When Sundar Pichai, then Google SVP for Chrome and Apps, took over Android in March of this year, many — included myself — figured Chrome and Android would merge in some fashion. That’s exactly what’s taking place, but not in the way most expected. Google is providing a merger of experiences and services between the two.
The Chromecast, a $35 HDMI dongle that Google introduced on Wednesday, is a prime example. The small device plugs into a the HDMI port of a television and runs a stripped down version of Google’s Chrome OS platform. Using an updated YouTube, Netflix or Google Play Android app on a smartphone or tablet, content is wireless streamed to the HDTV. Chromecast also works directly with the Chrome browser on Windows, Mac, and Linux as well as with certain new iOS applications written by Google.
By linking the two platforms through a common experience, Google actually improves the experience using both Chrome and Android users. And the strategy fits with Google’s overall theme of increasing user engagement in its ecosystem with Chrome as the underlying platform.

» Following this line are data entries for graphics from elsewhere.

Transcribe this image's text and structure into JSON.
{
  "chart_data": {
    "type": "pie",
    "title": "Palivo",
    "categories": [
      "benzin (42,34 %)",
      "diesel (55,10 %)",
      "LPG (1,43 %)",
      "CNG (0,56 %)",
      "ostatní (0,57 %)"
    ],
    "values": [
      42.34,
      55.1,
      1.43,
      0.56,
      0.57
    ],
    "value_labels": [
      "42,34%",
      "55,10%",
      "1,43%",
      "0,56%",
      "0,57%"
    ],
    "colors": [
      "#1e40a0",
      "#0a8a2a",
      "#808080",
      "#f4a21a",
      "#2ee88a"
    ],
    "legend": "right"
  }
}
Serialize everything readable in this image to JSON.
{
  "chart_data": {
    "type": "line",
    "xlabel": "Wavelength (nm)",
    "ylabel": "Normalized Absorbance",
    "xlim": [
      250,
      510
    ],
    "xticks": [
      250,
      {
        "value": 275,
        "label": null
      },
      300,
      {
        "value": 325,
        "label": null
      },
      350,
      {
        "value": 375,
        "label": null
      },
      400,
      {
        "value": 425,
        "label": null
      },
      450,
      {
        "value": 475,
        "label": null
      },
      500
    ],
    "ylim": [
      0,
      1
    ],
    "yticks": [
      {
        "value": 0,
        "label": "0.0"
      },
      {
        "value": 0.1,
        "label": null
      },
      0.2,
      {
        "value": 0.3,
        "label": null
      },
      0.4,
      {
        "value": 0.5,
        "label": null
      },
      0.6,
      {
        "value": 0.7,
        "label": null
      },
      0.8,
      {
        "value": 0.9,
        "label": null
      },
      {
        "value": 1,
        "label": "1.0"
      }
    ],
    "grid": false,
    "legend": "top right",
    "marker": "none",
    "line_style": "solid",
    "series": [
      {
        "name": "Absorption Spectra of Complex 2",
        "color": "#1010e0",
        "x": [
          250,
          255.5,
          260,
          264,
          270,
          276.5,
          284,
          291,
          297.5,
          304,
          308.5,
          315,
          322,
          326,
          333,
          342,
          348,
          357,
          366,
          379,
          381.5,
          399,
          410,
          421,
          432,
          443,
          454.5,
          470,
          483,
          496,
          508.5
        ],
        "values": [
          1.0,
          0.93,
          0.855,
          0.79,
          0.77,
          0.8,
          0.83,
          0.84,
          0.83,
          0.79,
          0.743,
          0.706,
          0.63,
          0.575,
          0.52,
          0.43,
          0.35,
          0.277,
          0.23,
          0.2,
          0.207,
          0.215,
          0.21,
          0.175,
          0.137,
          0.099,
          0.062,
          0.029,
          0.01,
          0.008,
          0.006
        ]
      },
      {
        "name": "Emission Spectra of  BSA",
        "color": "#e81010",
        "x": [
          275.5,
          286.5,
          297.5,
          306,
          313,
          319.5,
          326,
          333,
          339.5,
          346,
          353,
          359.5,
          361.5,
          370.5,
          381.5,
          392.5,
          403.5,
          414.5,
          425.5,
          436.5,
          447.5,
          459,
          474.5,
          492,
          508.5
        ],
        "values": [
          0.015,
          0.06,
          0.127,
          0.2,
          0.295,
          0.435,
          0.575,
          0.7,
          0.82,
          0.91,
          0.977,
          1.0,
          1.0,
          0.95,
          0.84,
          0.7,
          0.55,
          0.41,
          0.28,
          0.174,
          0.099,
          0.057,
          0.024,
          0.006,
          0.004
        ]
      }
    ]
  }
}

I explained this in May, but I was a little short-sighted: I figured Google would boost engagement via Chrome on desktops with web apps and package apps. not on media-sharing Chrome devices such as the Chromecast:
“…if you’re a Chrome user today, you’ll be more immersed in the Chrome ecosystem a year from now, even if you don’t have an “official” Chromebook. This all depends on how well Google pulls off its strategy to upend the desktop computing world, but so far, it seems to be on track.
Bear in mind the apps in this vision will be truly cross-platform as they’ll run on any Windows, Mac or Linux computer with Chrome installed. If it can get developers on board — and those I spoke with at Google I/O are ready to embrace the effort — Google will have a thriving desktop platform built on top of the platforms created by others. But it will be a desktop that’s far more agile, with new features added within days or weeks, not months or years.”
I didn’t see how Chrome and Android fit together in this overall vision then, but we got a glimpse of it at Google I/O, when Google “updated” Android without releasing a new version of the software. Improved web services — think Google Play Games and cloud notifications for Chrome and Android apps — brought the two platforms more in sync with each other. And now the Chromecast continues the trend.
Would I still like to see Android apps on my Chromebook Pixel with touchscreen? Sure, I’d love it. But that’s not really a merger after all: Tying Chrome and Android together through back-end services keeps the two platforms complementary and strong on their own, but stronger still when working as one.